Kenya, Somalia and Uganda have been battling the swarms in the worst locust outbreak that parts of east Africa have seen in 70 years.
The UN said swarms have also been sighted in Djibouti, Eritrea and Tanzania, and they have reached South Sudan, a nation where about half the population already faces hunger after years of civil war.
A joint statement on Tuesday by UN Under-Secretary-General for Humanitarian Affairs and Emergency Relief Coordinator Mark Lowcock, FAO Director-General Qu Dongyu (曲東玉) and World Food Programme (WFP) executive director David Beasley called the swarms of locusts “a scourge of biblical proportions,” and “a graphic and shocking reminder of this region’s vulnerability.”

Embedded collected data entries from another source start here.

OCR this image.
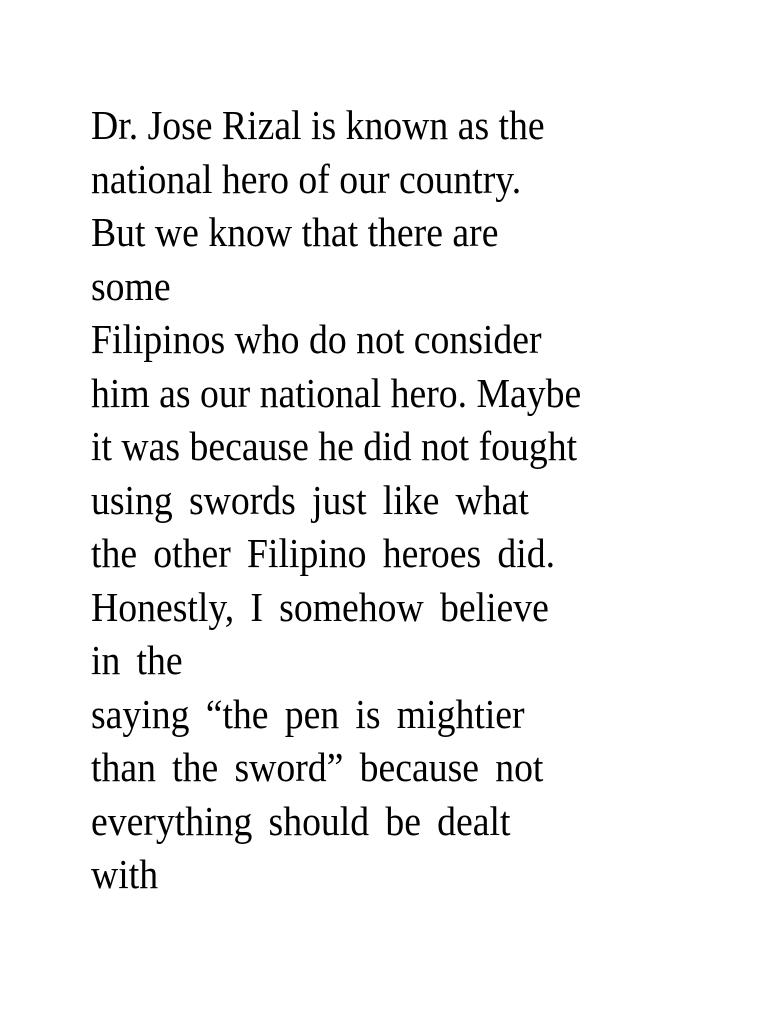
Dr. Jose Rizal is known as the
national hero of our country.
But we know that there are
some
Filipinos who do not consider
him as our national hero. Maybe
it was because he did not fought
using swords just like what
the other Filipino heroes did.
Honestly, I somehow believe
in the
saying “the pen is mightier
than the sword” because not
everything should be dealt
with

The FAO said that mature locusts, carried in part by the wind, arrived on the western shore of Lake Albert in eastern DR Congo on Friday last week near the town of Bunia.
The nation has not seen locusts for 75 years, it said.
“Needless to say the potential impact of locusts on a country still grappling with complex conflict, Ebola and measles outbreaks, high levels of displacement, and chronic food insecurity would be devastating,” the UN officials said in the statement.
Locust swarms can reach the size of major cities, and can destroy farners’ crops and devastate pasture for animals.
Experts have warned that the outbreak is affecting millions of vulnerable people across the region.
The UN has raised its aid appeal from US$76 million to US$138 million, saying the need for more help is urgent.
“This funding will ensure that activities to control the locusts can take place before new swarms emerge,” the statement said, adding that, to date, only US$33 million had been received or committed.
Experts have warned that the number of locusts if unchecked could grow 500 times by June, when drier weather is expected in the region.
“WFP has estimated the cost of responding to the impact of locusts on food security alone to be at least 15 times higher than the cost of preventing the spread now,” the statement said.
A changing climate has contributed to the outbreak as a warming Indian Ocean means more powerful tropical cyclones hitting the region.
A cyclone late last year in Somalia brought heavy rains that fed fresh vegetation to fuel the locusts that were carried in by winds from the Arabian Peninsula.
Desert locusts have a reproduction cycle of three months, the statement said, and mature swarms are laying eggs in vast areas of Ethiopia, Kenya and Somalia, “many of which are already hatching.”
“In just a few weeks, the next generation of the pests will transition from their juvenile stage and take wing in a renewed frenzy of destructive swarm activity,” the statement said.
That could devastate east Africa’s most important crop of the year, it said.
“But that doesn’t have to happen. The window of opportunity is still open. The time to act is now,” the statement said.